Lang: ‘He’s bigger, he’s bluer, he’s pissed off.’ Photograph: Alamy

Still, at least we will have the ever-reliable Cameron to guide us through the next few Avatar mov ... eh, what’s that you say Hollywood Reporter? Cameron is now only committing to taking the director’s reins on the next two films, and may get someone else in for parts four and five? This is hardly brilliant news but it also isn’t all that surprising. It has so far taken the Canadian film-maker 13 years to produce one sequel to the highest-grossing film of all time, and there are reportedly another three to go.

By our calculation, unless the whole process can somehow be super-charged, Cameron would be 106 by the time Avatar 5 comes out, and might be in need of having his own consciousness uploaded to a Na’vi.
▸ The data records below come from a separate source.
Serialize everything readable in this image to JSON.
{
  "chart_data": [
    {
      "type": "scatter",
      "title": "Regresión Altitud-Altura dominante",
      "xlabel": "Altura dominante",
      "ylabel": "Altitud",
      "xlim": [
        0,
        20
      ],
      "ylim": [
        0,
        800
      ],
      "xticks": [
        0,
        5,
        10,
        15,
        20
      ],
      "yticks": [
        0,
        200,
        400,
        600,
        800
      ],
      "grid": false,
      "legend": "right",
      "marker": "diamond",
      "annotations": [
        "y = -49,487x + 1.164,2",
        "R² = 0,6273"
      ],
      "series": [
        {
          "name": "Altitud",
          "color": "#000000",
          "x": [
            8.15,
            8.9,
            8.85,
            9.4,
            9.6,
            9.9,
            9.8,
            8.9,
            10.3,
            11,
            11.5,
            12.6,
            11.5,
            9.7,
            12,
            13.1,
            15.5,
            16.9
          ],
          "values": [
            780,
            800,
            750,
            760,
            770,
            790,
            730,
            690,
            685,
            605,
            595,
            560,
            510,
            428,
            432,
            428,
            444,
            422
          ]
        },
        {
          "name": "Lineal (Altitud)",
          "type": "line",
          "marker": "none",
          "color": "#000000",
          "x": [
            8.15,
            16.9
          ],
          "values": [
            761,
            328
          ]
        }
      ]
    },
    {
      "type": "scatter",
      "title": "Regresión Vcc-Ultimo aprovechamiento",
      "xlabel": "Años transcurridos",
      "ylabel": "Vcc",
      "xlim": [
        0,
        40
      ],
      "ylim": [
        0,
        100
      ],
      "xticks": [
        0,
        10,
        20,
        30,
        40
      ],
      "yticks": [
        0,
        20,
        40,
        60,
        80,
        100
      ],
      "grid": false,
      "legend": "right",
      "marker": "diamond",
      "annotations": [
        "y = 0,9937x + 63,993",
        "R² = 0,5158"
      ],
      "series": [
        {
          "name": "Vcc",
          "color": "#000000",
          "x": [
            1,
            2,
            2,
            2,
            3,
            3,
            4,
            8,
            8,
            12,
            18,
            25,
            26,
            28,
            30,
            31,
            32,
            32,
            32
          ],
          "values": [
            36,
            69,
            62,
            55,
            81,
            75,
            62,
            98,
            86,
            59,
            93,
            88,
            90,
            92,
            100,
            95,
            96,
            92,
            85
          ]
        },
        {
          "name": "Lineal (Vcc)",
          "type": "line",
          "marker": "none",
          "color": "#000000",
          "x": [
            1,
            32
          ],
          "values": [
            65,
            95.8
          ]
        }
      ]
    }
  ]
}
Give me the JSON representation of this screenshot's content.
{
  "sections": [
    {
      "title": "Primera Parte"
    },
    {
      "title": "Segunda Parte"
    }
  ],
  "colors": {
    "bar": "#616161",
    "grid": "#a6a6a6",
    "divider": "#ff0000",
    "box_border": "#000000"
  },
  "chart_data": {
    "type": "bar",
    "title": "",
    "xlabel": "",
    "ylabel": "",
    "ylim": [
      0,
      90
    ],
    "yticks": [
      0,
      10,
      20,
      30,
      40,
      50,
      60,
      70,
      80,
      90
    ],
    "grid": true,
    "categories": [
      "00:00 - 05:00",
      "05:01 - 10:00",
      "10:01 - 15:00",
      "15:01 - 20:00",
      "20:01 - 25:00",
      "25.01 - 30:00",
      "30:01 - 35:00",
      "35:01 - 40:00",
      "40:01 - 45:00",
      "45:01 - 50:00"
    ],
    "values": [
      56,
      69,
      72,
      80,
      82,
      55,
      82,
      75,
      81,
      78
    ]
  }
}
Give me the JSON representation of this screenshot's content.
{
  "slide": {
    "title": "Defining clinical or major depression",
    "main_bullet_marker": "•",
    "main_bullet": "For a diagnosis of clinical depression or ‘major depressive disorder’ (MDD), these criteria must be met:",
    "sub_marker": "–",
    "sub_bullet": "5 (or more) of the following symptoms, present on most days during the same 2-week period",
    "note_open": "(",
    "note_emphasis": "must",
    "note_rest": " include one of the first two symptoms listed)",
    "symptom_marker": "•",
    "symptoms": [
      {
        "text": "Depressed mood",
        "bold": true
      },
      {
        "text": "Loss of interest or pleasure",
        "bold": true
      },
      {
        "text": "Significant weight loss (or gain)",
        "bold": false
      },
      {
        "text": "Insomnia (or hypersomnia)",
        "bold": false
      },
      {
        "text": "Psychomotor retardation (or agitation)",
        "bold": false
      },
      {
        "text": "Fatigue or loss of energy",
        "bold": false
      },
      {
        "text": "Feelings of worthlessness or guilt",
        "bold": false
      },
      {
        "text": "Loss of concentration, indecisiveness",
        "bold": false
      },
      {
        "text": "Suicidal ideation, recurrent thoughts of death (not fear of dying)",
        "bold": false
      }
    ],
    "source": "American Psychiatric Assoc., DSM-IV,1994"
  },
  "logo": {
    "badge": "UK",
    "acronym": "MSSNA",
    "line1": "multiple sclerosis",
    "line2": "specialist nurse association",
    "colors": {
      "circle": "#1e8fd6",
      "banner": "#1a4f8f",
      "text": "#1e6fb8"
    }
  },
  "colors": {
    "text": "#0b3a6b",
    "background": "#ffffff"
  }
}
James Cameron on the set of Avatar2.
James Cameron on the set of Avatar 2. Photograph: 20th Century Studios

The prospect of the new films coming out any sooner doesn’t sound too likely if further comments from Cameron to Empire are to be taken seriously. The 67-year-old director compared putting together the five-film saga to JRR Tolkien’s achievement in writing The Lord of the Rings – which was based on an imaginary world and mythology that the Englishman spent decades developing.

“What I said to the Fox regime at the time was: ‘I’ll do it, but we’ve got to play a larger game here. I don’t want to just do a movie and do a movie and do a movie. I want to tell a bigger story,’” Cameron told Empire. “I said, ‘Imagine a series of novels like The Lord of the Rings existed, and we’re adapting them.’ Now, that was great in theory, but then I had to go create the frickin’ novels from which to adapt it.”

Bearing in mind that Tolkien created entire histories, pantheons of deities and demi-gods, working languages and mythical races of homunculi, Avatar would be breathing rarefied creative air to say the least. Though there are parallels: the creator of high fantasy also had a penchant for bringing back major characters from the dead. Come to think of it, he was pretty into sentient trees too.